子どもの育つに必要な環境についてお話しております。
今回はその4回目で「時間的環境」です。
 時間というものは止まることなく流れるもので、ゆっくりまた早く進む時間的環境というものは存在しません。
 ここでいう「時間的環境」とは、子どもの為にどれだけの時間を与える(親が許せる幅)ことができるかということです。そして特にここで問題にしているのは発達における「充実」の時間のことです。
 「這えば立て、立てば歩けの親心」という言葉があります。
この言葉は親として子どもの成長・発達の変化が待ち遠しくて、早く次の変化を見たいという親心を言った言葉です。しかしこの言葉の持つ親心の温かさは感じなくてはいけませんが、この言葉をそのまま受け入れてしまうことは間違いです。
 結構田舎ではまだまだ残っているしきたりで、1歳の誕生日に子どもに1升餅をかつがせるというまつりごとがありますが、これは1歳前に歩く子はあまり良い発達をしないので、お餅の重さで歩けないようにし、しっかり這えという教えから始まったと聞いております。
このことの意味は大きく、一つひとつの発達を大切に考え、しっかりしたものにしようという先人の大きな教えです。
 ところが他の同年齢の子の発達には敏感になり、競争のように子どもの発達を考えてしまう親も多いものです。早ければ早いほど優れているという誤解の産物のように感じます。
子どもの発達は季節の果物と同じで、その時期になると自然に実を結びます。ところがその時期を早くしたり、順番を変えたりすると、必ず何かの弊害を引き起こします。
果物も子どもも自然に(基本的な法則通り)育つのが一番なのです。
そしてその為にはしっかりと熟成(成長)する時間が必要なのです。
子どもの成長と発達の関係は変化と熟成の関係です。
発達は変化(何かが出来るようになる)の歴史で、成長は熟成(可能になった能力を十分に使えるようになる)の歴史です。それは例えれば階段のようなもので、一段の高さの部分が発達で、次の段にいくまでの足を置く場所が成長として考えてください。
早く発達させることはこの足の置き場のスペースを小さくすることになり、非常に不安定となります。
一段一段を確実にゆっくり上がることが重要なのです。
「やらせれば出来たので・・・」というお言葉をよく聞きますが、実はこれが一番怖いことなのです。

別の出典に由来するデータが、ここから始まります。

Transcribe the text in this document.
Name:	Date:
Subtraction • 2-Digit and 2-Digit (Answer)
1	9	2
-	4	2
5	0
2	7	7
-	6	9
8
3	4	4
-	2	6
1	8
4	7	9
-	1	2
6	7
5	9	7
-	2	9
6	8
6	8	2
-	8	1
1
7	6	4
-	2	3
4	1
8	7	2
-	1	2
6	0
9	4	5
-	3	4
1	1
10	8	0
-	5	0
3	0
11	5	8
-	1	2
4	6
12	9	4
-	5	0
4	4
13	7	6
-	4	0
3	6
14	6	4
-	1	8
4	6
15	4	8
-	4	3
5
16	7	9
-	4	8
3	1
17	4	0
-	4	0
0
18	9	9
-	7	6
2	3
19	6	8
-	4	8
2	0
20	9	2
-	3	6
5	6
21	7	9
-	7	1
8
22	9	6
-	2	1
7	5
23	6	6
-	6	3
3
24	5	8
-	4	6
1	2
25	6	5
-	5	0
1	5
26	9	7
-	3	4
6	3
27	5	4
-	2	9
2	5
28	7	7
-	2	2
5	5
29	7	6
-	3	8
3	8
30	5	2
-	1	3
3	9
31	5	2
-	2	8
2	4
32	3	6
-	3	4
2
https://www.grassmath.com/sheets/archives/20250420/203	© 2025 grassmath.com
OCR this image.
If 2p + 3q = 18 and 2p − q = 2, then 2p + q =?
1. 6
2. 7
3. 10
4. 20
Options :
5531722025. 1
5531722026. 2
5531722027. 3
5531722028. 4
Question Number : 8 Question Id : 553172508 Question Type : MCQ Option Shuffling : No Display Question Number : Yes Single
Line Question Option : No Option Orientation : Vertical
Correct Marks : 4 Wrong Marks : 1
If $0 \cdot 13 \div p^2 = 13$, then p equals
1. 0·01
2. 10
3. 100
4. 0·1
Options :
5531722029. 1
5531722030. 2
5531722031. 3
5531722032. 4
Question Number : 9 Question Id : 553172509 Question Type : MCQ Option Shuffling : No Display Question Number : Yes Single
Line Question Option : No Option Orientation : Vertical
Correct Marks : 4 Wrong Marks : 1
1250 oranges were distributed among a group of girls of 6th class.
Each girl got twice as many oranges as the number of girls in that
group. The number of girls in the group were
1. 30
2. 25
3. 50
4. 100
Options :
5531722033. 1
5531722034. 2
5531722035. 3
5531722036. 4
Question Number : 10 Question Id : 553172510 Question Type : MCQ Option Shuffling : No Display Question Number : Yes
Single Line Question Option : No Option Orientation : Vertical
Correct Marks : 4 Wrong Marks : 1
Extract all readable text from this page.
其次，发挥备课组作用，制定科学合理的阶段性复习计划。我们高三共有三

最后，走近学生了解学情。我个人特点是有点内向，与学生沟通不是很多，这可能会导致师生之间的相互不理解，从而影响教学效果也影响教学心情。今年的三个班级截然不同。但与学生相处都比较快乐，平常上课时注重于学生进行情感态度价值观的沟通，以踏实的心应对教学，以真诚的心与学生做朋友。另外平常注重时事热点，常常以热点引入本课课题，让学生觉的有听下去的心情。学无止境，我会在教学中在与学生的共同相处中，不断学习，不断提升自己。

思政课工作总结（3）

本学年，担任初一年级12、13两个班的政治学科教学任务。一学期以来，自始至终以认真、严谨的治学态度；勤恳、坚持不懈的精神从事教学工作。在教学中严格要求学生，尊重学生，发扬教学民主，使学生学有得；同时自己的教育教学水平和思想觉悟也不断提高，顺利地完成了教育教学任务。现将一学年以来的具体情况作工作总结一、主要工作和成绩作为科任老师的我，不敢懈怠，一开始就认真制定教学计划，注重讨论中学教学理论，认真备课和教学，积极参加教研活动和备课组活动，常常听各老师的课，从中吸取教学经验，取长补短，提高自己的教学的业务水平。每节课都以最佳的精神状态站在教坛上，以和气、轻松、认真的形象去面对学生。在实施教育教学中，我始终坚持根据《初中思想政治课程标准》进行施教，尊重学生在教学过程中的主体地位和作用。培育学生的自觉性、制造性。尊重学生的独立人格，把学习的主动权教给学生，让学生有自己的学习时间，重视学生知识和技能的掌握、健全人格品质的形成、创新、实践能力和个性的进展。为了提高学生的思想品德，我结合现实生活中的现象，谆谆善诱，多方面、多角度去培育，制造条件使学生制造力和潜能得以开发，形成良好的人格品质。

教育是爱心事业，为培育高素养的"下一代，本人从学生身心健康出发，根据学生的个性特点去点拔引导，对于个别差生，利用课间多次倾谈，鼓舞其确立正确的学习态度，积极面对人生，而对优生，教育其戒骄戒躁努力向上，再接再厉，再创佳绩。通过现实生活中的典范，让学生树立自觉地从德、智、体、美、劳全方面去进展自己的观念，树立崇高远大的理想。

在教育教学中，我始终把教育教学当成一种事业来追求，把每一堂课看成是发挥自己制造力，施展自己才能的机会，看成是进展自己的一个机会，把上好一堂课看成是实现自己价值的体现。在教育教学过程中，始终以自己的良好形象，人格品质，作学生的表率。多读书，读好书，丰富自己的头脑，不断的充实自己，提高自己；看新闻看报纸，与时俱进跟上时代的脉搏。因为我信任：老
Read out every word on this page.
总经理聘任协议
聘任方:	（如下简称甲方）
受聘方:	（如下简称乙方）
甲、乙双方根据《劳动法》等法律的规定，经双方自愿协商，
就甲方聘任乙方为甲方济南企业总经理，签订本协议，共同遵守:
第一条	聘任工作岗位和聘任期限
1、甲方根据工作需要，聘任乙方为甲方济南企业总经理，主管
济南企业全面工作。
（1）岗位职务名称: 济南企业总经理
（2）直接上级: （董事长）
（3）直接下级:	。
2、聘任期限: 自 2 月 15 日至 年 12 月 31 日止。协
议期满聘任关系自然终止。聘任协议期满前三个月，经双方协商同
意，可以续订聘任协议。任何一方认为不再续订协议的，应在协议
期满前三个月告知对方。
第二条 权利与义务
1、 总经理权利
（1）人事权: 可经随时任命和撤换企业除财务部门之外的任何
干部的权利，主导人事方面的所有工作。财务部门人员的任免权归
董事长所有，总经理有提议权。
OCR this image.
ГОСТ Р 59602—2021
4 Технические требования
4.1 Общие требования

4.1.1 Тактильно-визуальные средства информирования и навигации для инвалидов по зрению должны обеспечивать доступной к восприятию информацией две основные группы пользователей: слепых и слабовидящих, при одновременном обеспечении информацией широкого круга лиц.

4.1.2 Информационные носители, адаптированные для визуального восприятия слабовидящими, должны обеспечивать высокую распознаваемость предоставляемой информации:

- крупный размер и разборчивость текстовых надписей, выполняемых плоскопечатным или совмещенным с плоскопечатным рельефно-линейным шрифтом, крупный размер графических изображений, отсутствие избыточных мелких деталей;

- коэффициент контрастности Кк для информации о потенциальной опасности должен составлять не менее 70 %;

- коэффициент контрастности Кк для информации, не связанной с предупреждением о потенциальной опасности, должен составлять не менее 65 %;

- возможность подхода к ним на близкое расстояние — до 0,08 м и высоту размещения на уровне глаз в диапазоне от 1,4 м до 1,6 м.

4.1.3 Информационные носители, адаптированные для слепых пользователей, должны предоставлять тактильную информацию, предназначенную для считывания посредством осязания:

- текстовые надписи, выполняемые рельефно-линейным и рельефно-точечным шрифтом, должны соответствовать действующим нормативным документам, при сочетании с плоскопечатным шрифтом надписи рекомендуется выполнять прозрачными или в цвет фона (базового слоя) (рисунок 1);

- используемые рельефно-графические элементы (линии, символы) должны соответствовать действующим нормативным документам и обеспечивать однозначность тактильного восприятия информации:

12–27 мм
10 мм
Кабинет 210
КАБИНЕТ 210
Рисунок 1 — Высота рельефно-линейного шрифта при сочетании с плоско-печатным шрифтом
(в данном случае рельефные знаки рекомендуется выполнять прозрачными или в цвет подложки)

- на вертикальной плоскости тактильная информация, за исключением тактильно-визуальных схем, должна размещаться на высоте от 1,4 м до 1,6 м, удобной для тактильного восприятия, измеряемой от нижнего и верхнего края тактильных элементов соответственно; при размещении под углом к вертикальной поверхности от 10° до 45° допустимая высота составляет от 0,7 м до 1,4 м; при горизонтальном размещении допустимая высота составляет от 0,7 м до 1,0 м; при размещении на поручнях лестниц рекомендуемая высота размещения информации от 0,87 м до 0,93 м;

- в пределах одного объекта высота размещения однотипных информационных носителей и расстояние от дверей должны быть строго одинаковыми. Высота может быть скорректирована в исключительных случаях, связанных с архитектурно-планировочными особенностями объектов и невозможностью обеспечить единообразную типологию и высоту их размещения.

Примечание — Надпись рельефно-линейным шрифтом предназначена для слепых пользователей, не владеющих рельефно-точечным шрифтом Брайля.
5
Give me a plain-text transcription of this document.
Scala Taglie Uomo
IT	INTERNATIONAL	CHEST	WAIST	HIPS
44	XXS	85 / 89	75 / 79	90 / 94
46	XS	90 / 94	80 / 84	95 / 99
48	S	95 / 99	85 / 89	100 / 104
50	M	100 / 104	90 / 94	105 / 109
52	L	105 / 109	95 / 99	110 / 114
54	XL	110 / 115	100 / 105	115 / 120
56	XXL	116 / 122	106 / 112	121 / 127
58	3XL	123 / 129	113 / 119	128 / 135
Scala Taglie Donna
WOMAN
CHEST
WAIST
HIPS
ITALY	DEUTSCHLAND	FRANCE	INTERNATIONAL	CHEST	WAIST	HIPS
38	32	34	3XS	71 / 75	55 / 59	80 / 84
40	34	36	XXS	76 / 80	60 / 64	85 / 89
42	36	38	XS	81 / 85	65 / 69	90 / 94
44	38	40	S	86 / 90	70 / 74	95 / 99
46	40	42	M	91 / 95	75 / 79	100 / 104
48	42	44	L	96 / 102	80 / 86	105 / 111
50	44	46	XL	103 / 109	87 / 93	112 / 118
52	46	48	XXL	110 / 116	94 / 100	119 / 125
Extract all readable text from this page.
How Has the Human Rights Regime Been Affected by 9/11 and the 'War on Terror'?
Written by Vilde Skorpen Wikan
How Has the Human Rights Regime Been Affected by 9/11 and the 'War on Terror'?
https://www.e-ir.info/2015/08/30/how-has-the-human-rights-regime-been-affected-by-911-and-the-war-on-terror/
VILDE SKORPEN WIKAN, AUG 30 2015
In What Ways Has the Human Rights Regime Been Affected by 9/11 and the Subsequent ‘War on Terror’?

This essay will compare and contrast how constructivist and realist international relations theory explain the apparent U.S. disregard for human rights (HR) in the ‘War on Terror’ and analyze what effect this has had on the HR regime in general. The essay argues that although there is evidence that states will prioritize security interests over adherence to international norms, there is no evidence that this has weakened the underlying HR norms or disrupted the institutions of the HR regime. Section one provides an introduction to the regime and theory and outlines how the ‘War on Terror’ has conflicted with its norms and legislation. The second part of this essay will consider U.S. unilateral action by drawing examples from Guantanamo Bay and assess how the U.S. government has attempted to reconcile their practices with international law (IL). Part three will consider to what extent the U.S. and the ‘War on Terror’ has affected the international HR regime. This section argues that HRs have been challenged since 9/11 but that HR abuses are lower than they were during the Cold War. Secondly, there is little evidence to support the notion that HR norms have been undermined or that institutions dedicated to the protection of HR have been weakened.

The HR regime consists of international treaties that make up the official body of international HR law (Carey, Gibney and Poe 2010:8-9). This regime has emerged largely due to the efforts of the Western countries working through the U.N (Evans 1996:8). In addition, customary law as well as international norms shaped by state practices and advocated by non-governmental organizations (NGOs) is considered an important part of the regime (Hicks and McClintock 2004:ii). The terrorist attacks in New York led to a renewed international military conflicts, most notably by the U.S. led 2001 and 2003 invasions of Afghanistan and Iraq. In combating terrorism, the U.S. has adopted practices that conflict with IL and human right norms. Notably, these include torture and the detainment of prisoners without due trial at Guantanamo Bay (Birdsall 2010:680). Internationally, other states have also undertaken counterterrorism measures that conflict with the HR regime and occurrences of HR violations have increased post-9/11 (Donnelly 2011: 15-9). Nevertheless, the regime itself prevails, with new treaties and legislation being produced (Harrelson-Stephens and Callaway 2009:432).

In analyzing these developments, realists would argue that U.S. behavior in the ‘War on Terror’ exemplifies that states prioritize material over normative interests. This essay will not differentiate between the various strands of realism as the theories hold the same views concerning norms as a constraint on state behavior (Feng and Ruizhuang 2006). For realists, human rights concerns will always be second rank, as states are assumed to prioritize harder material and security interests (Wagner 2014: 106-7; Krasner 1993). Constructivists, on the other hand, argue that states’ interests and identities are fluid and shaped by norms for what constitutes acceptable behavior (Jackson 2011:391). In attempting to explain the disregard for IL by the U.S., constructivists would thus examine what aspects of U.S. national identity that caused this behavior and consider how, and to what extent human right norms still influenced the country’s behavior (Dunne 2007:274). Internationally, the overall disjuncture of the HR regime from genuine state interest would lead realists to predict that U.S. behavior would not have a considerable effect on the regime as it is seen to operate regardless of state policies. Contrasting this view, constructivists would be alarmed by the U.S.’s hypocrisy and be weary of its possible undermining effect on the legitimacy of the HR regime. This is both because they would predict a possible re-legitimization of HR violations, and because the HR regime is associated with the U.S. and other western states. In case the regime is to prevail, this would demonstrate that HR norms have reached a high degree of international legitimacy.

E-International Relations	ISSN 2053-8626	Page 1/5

子どもというのは非常に適応能力が高く、その時期には無理と思われるものでも積み重ねの中で許容してしまうのです。
極端ですが実例をお話すれば、3ヶ月の子どもでもカレーライスを食べることは出来ますし、4歳で国語辞書一冊を丸暗記することも可能です。
やらせれば出来るのです。
しかしやらせてはいけないのです。
カレーライス食べた子は極度の肥満で歩行が2歳を過ぎてしまいましたし、辞書を暗記した子は覚えたことを何一つ使えませんでした。
とにかく成長・発達というものは競争するものでは決してないのです。
子どもの熟成を第一に考えて、そのための時間を子どもに与えてほしいと思っています。
子どもの育つ環境の中で作られた弊害を元に戻すには、2倍から3倍の時間を必要とすることを知ってください。
ゆっくリズムで育つ子は後に大きな発達の成果を出しますが、発達の早かった子は必ず何らかの問題を残すことを知り、後に心痛の多い子育てにならないよう注意しましょう。